The Costco store located at 1600 El Camino Real is recalling 8,730 Kirkland Signature Foster Farms rotisserie chickens and 313 units of Kirkland Farm rotisserie chicken soup, rotisserie chicken leg quarters and rotisserie chicken salad. Those products were sold from September 11 to September 23, 2013 and were processed at the three Foster Farms plants that were targeted by USDA in their investigation. Apparently, some people who are sick in the current outbreak said they had eaten those products prepared in and purchased from that Costco store. The recall notice states “there is a link between the Costco El Camino Real rotisserie chicken products and this illness outbreak.” It’s possible that consumers may have these products in their home freezers.
On Wednesday, October 9, 2013, Consumer Reports wrote that they found a dangerous strain of Salmonella in a sample of Foster Farms chicken, and says that the company should issue a recall. The strain matches one of those in the current outbreak. Dr. Urvashi Rangan, toxicologist and executive director of the Consumer Reports Food Safety and Sustainability Center, said, “Consumer Reports typically doesn’t report findings from an individual test, but the connection of the sample in the current outbreak prompted us to make this information public.”
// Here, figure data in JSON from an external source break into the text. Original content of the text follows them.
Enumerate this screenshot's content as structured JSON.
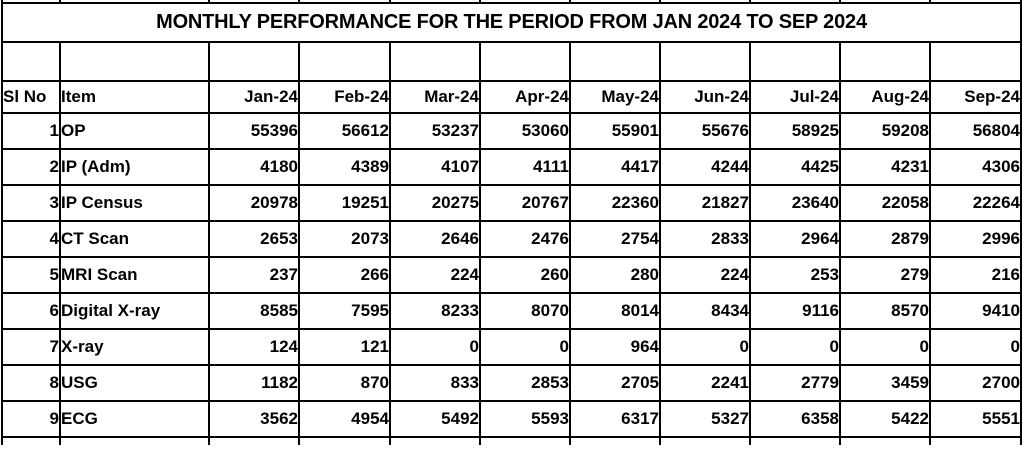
{
  "table": {
    "title": "MONTHLY PERFORMANCE FOR THE PERIOD FROM JAN 2024 TO SEP 2024",
    "columns": [
      "Sl No",
      "Item",
      "Jan-24",
      "Feb-24",
      "Mar-24",
      "Apr-24",
      "May-24",
      "Jun-24",
      "Jul-24",
      "Aug-24",
      "Sep-24"
    ],
    "rows": [
      {
        "sl_no": "1",
        "item": "OP",
        "values": [
          "55396",
          "56612",
          "53237",
          "53060",
          "55901",
          "55676",
          "58925",
          "59208",
          "56804"
        ]
      },
      {
        "sl_no": "2",
        "item": "IP (Adm)",
        "values": [
          "4180",
          "4389",
          "4107",
          "4111",
          "4417",
          "4244",
          "4425",
          "4231",
          "4306"
        ]
      },
      {
        "sl_no": "3",
        "item": "IP Census",
        "values": [
          "20978",
          "19251",
          "20275",
          "20767",
          "22360",
          "21827",
          "23640",
          "22058",
          "22264"
        ]
      },
      {
        "sl_no": "4",
        "item": "CT Scan",
        "values": [
          "2653",
          "2073",
          "2646",
          "2476",
          "2754",
          "2833",
          "2964",
          "2879",
          "2996"
        ]
      },
      {
        "sl_no": "5",
        "item": "MRI Scan",
        "values": [
          "237",
          "266",
          "224",
          "260",
          "280",
          "224",
          "253",
          "279",
          "216"
        ]
      },
      {
        "sl_no": "6",
        "item": "Digital X-ray",
        "values": [
          "8585",
          "7595",
          "8233",
          "8070",
          "8014",
          "8434",
          "9116",
          "8570",
          "9410"
        ]
      },
      {
        "sl_no": "7",
        "item": "X-ray",
        "values": [
          "124",
          "121",
          "0",
          "0",
          "964",
          "0",
          "0",
          "0",
          "0"
        ]
      },
      {
        "sl_no": "8",
        "item": "USG",
        "values": [
          "1182",
          "870",
          "833",
          "2853",
          "2705",
          "2241",
          "2779",
          "3459",
          "2700"
        ]
      },
      {
        "sl_no": "9",
        "item": "ECG",
        "values": [
          "3562",
          "4954",
          "5492",
          "5593",
          "6317",
          "5327",
          "6358",
          "5422",
          "5551"
        ]
      }
    ]
  }
}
Foster Farms has told consumers to cook their chicken thoroughly. “That’s outrageous,” Rangan said. “We are calling on Foster Farms and the retail outlets that sell Foster Farms chicken to recall the chicken processed at these plants. How many illnesses will they wait for before taking action?” In addition, rotisserie chicken are already cooked by professionals and are sold ready to eat. Salmonella in ready-to-eat foods is an illegal adulterant.
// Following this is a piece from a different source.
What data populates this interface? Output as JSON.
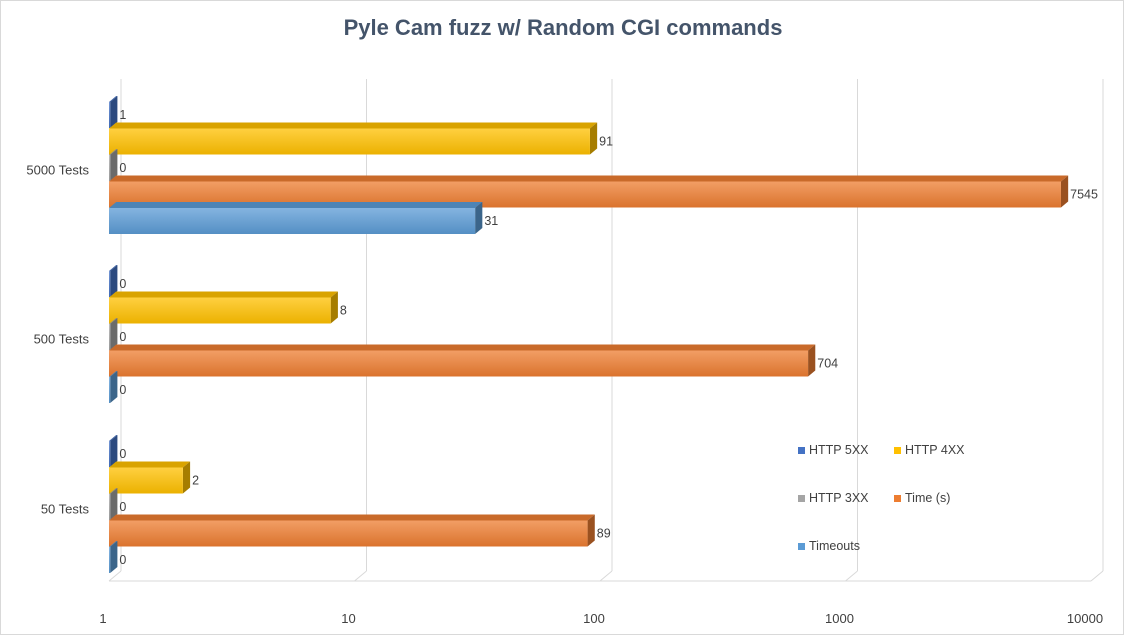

Consumer Reports has posted an online petition you can sign, asking that Foster Farms recall their contaminated chicken products. So far Kroger and Costco are the only retailers directly addressing this problem. If you’re buying chicken this weekend, the products causing this outbreak have the numbers “P6137”, “P6137A”, and “P7632” inside the USDA mark of inspection or elsewhere on the package. If you aren’t sure, ask the grocer where the chicken was processed.